According to the Maryland Cooperative Extension, container gardening is a good solution for gardening in small spaces, for growing plants in areas where the soil is poor or for gardeners who have little free time to work the soil of a garden bed. Although you can purchase containers for your garden, the expense of purchasing large containers for an extensive garden may be more than you wish to undertake. Instead, you can convert items into patio containers with little effort. The key is to know your container needs and have a design in mind while you look.
Select boxes, pots, barrels and buckets that will hold at least 5 gallons of soil. This is the minimum requirement for plants so that the roots can spread out and thrive.
Pick out containers that are light in color. Darker containers will heat the soil and injure the roots of your plants. For containers such as old tires, you can paint the exterior with a light-colored latex paint to keep the container from absorbing light and becoming hot.
Turn your containers over and drill ½-inch drainage holes in the underside of the containers. This will prevent plants from becoming waterlogged.
Mix one part sand, one part peat moss, two parts compost and half a part of well-rotted manure in a bucket using a garden trowel to form a lightweight, nutrient-rich soil for your container.
Place a pottery shard over each drill hole in the bottom of your container to prevent potting soil from washing out through the drainage holes.

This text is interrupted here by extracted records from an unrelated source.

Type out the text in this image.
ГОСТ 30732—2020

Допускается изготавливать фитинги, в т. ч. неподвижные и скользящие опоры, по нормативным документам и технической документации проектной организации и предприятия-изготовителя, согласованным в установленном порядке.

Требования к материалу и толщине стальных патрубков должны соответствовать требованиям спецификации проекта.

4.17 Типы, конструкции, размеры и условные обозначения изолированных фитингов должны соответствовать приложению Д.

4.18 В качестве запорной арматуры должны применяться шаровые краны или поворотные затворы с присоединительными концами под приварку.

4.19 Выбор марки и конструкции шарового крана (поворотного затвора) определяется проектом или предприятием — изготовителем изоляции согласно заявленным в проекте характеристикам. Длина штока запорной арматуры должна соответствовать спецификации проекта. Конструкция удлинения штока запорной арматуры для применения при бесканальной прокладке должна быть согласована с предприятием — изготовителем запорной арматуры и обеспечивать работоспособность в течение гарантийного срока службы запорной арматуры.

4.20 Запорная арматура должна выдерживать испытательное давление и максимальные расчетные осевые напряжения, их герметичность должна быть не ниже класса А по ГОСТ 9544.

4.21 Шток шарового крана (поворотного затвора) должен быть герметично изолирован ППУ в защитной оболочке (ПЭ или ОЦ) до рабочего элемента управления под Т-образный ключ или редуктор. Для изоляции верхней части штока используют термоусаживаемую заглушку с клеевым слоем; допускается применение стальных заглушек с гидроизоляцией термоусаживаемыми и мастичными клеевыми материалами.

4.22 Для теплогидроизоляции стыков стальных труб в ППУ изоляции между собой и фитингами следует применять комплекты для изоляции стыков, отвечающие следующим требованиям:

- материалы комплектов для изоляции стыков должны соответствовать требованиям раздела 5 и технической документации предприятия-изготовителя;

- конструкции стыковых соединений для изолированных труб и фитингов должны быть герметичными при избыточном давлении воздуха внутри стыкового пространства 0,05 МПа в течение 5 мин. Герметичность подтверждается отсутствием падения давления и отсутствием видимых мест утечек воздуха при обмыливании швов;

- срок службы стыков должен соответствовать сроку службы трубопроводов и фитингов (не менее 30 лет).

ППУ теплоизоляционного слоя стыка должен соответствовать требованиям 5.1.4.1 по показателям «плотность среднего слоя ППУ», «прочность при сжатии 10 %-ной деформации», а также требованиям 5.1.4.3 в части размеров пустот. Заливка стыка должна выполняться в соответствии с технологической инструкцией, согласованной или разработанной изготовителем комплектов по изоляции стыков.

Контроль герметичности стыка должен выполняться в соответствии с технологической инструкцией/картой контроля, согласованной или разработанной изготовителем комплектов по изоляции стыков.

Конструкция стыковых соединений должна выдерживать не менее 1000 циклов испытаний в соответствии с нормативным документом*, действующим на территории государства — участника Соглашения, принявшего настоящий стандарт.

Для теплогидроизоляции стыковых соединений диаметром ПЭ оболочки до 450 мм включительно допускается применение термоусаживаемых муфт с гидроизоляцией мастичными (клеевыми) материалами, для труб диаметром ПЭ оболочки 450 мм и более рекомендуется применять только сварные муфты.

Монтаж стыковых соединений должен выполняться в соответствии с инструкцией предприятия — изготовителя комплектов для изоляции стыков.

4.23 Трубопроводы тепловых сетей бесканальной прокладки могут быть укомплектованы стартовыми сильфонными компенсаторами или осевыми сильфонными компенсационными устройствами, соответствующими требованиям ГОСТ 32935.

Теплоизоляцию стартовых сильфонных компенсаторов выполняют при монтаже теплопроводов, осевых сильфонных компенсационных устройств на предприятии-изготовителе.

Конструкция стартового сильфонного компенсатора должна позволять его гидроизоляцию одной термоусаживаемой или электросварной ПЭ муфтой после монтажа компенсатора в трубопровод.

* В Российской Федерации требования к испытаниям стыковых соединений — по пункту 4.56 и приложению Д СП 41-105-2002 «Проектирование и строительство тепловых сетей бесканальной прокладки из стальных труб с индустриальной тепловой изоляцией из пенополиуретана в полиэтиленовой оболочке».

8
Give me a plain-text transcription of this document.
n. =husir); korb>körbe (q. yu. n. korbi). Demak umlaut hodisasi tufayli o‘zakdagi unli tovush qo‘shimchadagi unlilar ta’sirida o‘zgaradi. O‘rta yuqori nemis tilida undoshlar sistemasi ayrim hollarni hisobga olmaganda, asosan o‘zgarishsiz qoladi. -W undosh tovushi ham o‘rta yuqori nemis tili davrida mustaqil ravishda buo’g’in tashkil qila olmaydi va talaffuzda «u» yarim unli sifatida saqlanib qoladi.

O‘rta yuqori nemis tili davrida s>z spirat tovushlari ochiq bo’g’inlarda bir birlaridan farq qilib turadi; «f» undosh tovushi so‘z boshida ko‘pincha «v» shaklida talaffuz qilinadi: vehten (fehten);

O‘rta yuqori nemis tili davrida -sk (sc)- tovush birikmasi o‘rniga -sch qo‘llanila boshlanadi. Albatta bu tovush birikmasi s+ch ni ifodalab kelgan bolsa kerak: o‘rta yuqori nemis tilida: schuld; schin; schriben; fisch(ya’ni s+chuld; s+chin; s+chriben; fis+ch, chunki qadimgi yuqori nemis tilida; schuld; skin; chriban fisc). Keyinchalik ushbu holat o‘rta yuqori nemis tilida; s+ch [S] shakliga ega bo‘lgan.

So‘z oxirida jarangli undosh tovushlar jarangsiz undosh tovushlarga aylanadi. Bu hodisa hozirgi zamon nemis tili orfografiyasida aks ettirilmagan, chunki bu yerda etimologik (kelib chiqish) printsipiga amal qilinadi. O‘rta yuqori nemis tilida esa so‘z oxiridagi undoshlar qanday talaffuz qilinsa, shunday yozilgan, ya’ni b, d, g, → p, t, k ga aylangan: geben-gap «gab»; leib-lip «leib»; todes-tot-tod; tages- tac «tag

Fill your container with potting soil up to within an inch of the top of the container. Hollow out a pocket of air in the center of a container to create a planting hole.
Fill your pots with vegetable seedlings you purchased from a garden center or started from seed indoors. Place a single plant per 5 gallons of soil. Accordingly, 10-gallon containers may hold two plants, and 15-gallon containers can hold three plants. Space each plant equidistant from its neighbor.